Edit: And I noticed it is already mentioned only that it is challenged for log2. I have it reversed and multiply by 2 won’t be a problem.
input :
1
4 2
0 4 6 7
output:?
if we follow above approach we get result as 2 since 2 and 1 are missing but if we consider all subsets of intial array we need not add any elements hence answer would be 0. pls clarify this
While the initial eleemnts of the array can’t be \geq2^k, there is no such restriction on additional elements.
Consider the case n=2, k=2, a=\{0,3\}. The algorithm presented here would find that 2 elements are missing (since 1 and 2 are not in the initial array). But if you take 4 as additonal element, i.e. a'=\{0,3,4\} the resulting array after one step is b=\{0,3,4,7\} which has 2^k elements. So the algorithm terminates with just one additional element.
i can not understand the editorial. why there are exactly 3^y ordered pairs (u, v), whose or is x.
can anyone expain it? thanks
@likecs as per the @ceilks observation, whether the test cases were weak and most of the solution would fail or test cases were intended this way?
Updated
bro you are not considering the complexity of log2() function.
Empty subset is considered in question. So every array has 0 by default.
Sorry fr adding this as a new answer
This sample I/o cleared it for me-
1
2 2
3 1
Answer is- Add only 2. Only possible if we consider empty subset as 0. It makes sense by this definition-
How will you calculate x?
int x=0;
//For(subset b)
x = bitwise OR of elements in the subsets
X needs to be 0 to give correct answer. You cant leave it uninitialised. So , empty subset added 0 to array.
Yes, I overlooked that test case.But this could have been clarified in the question,(x=0 for empty subset).But with the given test case, it is perhaps understandable this was not done.Thank you
that expression containing log2() can be replaced by !(a[i]&(a[i]-1))
i.e. if( a[i]!=0 && !(a[i]&(a[i]-1)) ) {…}
your input is not allowed by the constraints. Tha elements of a are supposed to < 2^k, in your case 2^2=4. so 4,6,7 can’t be in the initial array.
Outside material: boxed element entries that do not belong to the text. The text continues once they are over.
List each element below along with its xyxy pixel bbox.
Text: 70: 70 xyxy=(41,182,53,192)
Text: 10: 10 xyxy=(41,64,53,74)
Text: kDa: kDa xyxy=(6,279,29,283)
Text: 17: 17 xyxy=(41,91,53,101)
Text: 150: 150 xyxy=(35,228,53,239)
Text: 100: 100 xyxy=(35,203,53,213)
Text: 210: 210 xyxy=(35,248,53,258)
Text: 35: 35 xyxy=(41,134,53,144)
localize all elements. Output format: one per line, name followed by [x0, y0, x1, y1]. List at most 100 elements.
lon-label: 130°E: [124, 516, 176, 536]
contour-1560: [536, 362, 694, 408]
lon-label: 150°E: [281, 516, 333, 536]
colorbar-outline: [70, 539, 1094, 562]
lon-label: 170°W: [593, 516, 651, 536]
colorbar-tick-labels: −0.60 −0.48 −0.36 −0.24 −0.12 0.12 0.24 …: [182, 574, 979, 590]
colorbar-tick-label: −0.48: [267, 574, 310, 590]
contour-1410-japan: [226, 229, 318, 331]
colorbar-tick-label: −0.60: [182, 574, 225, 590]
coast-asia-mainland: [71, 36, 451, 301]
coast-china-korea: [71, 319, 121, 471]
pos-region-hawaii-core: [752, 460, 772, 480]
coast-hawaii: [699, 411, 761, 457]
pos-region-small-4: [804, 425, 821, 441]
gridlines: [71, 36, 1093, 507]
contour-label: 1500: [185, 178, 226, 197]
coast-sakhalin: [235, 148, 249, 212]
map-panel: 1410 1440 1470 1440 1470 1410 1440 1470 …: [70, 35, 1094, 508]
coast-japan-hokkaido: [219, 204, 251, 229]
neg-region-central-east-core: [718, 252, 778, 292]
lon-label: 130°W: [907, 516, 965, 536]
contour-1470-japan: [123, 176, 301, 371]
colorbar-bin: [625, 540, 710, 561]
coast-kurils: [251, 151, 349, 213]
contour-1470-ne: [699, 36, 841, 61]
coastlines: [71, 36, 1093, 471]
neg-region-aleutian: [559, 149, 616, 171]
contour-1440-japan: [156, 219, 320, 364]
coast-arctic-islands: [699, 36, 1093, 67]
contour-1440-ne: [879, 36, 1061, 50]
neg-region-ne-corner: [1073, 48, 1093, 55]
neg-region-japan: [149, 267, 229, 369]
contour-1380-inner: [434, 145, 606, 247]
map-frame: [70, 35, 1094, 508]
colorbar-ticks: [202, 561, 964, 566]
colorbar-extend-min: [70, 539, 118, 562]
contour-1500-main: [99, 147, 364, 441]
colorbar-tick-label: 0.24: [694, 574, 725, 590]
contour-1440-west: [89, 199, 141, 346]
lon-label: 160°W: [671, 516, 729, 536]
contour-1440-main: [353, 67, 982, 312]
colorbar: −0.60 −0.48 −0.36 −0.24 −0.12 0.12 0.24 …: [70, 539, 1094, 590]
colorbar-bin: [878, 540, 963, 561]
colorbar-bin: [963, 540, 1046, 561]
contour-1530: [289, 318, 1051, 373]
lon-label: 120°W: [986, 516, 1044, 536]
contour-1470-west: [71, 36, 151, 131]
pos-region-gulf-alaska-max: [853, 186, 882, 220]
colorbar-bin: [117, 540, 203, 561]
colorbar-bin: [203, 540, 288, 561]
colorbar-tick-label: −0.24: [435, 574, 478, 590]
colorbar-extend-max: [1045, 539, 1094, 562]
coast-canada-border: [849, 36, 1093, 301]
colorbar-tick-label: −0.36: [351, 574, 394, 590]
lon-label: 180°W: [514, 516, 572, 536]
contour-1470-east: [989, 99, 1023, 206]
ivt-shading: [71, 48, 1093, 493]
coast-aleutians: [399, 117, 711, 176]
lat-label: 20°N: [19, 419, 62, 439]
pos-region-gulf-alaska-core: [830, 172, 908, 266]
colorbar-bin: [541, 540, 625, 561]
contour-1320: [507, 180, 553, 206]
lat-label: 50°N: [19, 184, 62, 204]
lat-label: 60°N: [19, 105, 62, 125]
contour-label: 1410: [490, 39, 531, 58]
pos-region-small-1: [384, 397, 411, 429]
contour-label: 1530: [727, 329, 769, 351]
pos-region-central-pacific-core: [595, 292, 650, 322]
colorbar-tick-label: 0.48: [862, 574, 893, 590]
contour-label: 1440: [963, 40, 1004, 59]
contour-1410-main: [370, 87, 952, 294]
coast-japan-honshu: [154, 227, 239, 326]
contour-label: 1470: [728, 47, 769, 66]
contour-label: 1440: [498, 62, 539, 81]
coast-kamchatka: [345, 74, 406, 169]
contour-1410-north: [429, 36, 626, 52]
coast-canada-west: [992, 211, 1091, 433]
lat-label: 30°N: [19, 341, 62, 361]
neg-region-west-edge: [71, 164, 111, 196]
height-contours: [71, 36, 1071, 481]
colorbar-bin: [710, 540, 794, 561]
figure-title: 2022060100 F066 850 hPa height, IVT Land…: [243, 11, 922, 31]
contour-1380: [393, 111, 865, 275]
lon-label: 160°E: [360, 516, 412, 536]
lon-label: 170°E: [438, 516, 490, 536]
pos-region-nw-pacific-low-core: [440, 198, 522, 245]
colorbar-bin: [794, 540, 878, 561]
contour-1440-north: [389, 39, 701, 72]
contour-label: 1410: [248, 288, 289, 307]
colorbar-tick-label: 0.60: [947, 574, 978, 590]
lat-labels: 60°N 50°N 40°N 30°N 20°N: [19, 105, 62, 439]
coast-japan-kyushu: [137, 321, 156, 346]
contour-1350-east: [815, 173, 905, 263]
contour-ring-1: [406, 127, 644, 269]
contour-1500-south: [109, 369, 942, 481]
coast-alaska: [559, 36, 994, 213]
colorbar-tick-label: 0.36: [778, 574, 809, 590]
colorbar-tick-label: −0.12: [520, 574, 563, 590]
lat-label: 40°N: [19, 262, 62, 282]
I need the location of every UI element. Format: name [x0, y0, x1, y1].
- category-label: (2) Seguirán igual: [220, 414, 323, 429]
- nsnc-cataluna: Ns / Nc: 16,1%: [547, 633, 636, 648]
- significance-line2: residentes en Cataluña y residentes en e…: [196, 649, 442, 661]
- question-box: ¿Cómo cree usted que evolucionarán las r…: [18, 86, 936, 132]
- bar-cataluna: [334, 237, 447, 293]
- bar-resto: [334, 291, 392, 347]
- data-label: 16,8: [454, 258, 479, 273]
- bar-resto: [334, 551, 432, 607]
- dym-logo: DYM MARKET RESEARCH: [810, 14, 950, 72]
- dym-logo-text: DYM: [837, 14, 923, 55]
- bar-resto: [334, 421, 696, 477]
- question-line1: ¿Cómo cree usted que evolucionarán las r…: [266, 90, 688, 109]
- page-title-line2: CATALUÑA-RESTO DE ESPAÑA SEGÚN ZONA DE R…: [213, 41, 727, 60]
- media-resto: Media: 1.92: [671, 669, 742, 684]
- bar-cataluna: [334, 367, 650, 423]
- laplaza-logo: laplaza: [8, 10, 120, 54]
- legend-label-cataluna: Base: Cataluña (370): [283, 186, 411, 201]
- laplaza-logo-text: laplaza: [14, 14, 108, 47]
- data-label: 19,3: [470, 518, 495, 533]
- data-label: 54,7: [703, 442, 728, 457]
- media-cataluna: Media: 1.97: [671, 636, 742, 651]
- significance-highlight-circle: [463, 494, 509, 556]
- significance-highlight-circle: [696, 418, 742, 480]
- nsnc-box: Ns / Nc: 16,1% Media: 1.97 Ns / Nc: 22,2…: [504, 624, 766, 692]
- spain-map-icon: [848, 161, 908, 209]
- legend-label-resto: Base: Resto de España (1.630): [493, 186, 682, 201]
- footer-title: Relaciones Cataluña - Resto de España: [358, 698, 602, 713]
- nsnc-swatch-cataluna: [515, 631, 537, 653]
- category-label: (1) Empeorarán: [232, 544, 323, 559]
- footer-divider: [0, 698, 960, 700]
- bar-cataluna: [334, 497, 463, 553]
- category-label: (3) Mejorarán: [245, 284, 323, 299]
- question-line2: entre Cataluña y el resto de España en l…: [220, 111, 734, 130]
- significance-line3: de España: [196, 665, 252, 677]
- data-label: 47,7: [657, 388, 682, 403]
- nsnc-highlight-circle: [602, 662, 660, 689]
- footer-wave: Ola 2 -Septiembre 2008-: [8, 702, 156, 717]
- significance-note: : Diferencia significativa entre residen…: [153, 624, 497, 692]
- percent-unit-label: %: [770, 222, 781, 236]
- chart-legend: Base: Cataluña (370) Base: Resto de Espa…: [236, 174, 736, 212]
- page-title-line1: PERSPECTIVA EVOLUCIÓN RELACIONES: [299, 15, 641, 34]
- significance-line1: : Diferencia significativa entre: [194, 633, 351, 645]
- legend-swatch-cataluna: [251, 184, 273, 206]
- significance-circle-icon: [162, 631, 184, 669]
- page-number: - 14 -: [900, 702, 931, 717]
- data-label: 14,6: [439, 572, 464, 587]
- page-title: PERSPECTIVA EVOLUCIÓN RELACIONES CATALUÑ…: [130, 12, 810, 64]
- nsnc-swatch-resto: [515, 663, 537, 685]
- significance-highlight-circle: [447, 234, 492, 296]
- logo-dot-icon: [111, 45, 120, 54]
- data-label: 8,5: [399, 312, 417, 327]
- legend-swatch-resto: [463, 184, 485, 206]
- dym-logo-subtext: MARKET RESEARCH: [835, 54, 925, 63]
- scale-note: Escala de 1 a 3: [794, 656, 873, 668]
Really interesting observation…
I didn’t think About that…
But in most of the arrays, i believe, adding an element >= 2^k would add too many elements in a single recusrion which would result in sizeof(b) > (1<<k), thus making our task impossible…
Tell me if I’m wrong…
Yes, by adding higher (>=k) powers of two you are doubling the size of the resulting array, so adding just higher powers only works if the original array already generates an array with a size of a power of two.
It depends on your input size. If I put N=1000, K= 100, then I think you will see which is better.
2^k grows very fast with input size, so you need to be careful.